Science

SpaceX: Elon Musk Reveals How Mars-Bound Raptor Engine Tests Are Going

by Mike Brown

Elon Musk’s Mars-bound rocket is making big progress. On Tuesday, the SpaceX CEO revealed on Twitter that the Raptor engine, which will be used to power the “BFR” rocket that could take humans to Mars as soon as 2024, is making “good progress,” with Musk “really proud of this design & SpaceX propulsion team” and praising the engine as “something special.”

The engine, first announced in 2009, took center stage at the International Astronautical Congress in Adelaide, Australia, back in September 2017. A staggering 31 Raptors will power the BFR — an abbreviation that stands for “big” and “rocket” — to produce liftoff thrust of 5,400 tons to lift the total vehicle mass of 4,400 tons. At the conference, Musk said the company has run over 1,200 seconds of firing across 42 main engine tests, with the longest test lasting 100 seconds. Test engines operated at 200 atmospheres of pressure, with the final version expected to work at 250 to 300. It seems these tests have progressed even further.

The engine packs a far bigger punch than the Merlin engines behind the company’s current Falcon 9 rockets. At the conference, Musk explained that the sea-level Raptor engines will produce a thrust of 1,700 kilonewtons with a specific impulse of 330 seconds at sea level, rising to 356 seconds in vacuum, and an exit diameter of 1.3 meters. The thrust of the vacuum engines will total 1,900 kilonewtons,, with a a specific impulse of 375 seconds and an an exit diameter of 2.4 meters.

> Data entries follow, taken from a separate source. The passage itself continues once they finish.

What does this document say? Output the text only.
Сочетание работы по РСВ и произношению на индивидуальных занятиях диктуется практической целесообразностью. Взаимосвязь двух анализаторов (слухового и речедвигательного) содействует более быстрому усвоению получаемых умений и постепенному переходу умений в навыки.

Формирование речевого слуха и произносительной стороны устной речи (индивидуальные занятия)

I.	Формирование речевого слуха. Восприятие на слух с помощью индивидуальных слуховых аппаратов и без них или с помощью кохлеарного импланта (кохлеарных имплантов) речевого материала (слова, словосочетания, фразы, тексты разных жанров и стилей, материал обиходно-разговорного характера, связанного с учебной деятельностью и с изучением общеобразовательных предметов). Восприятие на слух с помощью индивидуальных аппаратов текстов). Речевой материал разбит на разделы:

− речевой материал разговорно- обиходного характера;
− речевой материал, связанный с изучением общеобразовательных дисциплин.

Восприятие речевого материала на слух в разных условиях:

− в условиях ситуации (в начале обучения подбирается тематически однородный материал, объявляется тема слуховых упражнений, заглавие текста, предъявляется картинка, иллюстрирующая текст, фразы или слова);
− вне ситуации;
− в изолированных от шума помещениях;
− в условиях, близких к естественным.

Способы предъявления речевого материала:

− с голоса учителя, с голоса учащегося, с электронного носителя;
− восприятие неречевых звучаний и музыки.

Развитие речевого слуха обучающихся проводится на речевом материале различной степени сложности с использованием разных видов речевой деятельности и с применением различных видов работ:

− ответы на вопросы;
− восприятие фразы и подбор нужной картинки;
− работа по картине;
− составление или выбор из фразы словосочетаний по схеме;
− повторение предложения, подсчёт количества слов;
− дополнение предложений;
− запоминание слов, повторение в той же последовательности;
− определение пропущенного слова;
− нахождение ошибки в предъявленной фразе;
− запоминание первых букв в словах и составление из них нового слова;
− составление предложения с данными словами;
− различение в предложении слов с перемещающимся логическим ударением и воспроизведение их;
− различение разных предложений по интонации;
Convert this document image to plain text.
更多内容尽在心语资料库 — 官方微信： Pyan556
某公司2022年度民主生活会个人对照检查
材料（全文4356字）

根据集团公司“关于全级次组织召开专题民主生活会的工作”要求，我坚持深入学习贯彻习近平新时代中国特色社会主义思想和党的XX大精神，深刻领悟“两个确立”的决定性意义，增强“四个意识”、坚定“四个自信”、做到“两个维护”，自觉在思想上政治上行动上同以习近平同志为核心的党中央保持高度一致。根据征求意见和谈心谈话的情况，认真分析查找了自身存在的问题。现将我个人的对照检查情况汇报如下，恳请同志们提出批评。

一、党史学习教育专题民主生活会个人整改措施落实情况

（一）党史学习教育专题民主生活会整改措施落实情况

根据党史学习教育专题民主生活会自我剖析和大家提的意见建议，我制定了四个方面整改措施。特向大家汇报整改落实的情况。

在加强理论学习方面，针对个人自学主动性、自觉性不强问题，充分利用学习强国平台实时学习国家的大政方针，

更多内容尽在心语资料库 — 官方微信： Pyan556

Musk has big plans for these engines. The first BFR missions are scheduled for 2022, when two rockets will send the first unmanned cargo to Mars. This will be followed by four BFRs, two unmanned and two manned, which will place the first humans on Mars and establish a refueling system to get back home.

It’s unclear when SpaceX will next reveal updates for the Raptor engine. SpaceX has not announced whether it’s attending this year’s International Astronautical Congress, scheduled for October 1-5 in Bremen, Germany, but Musk’s appearance at the past two shows has fans excited for the possibility of another update at the event.

Apollo 11 astronaut Buzz Aldrin’s dream to “get your ass to Mars” may finally come true.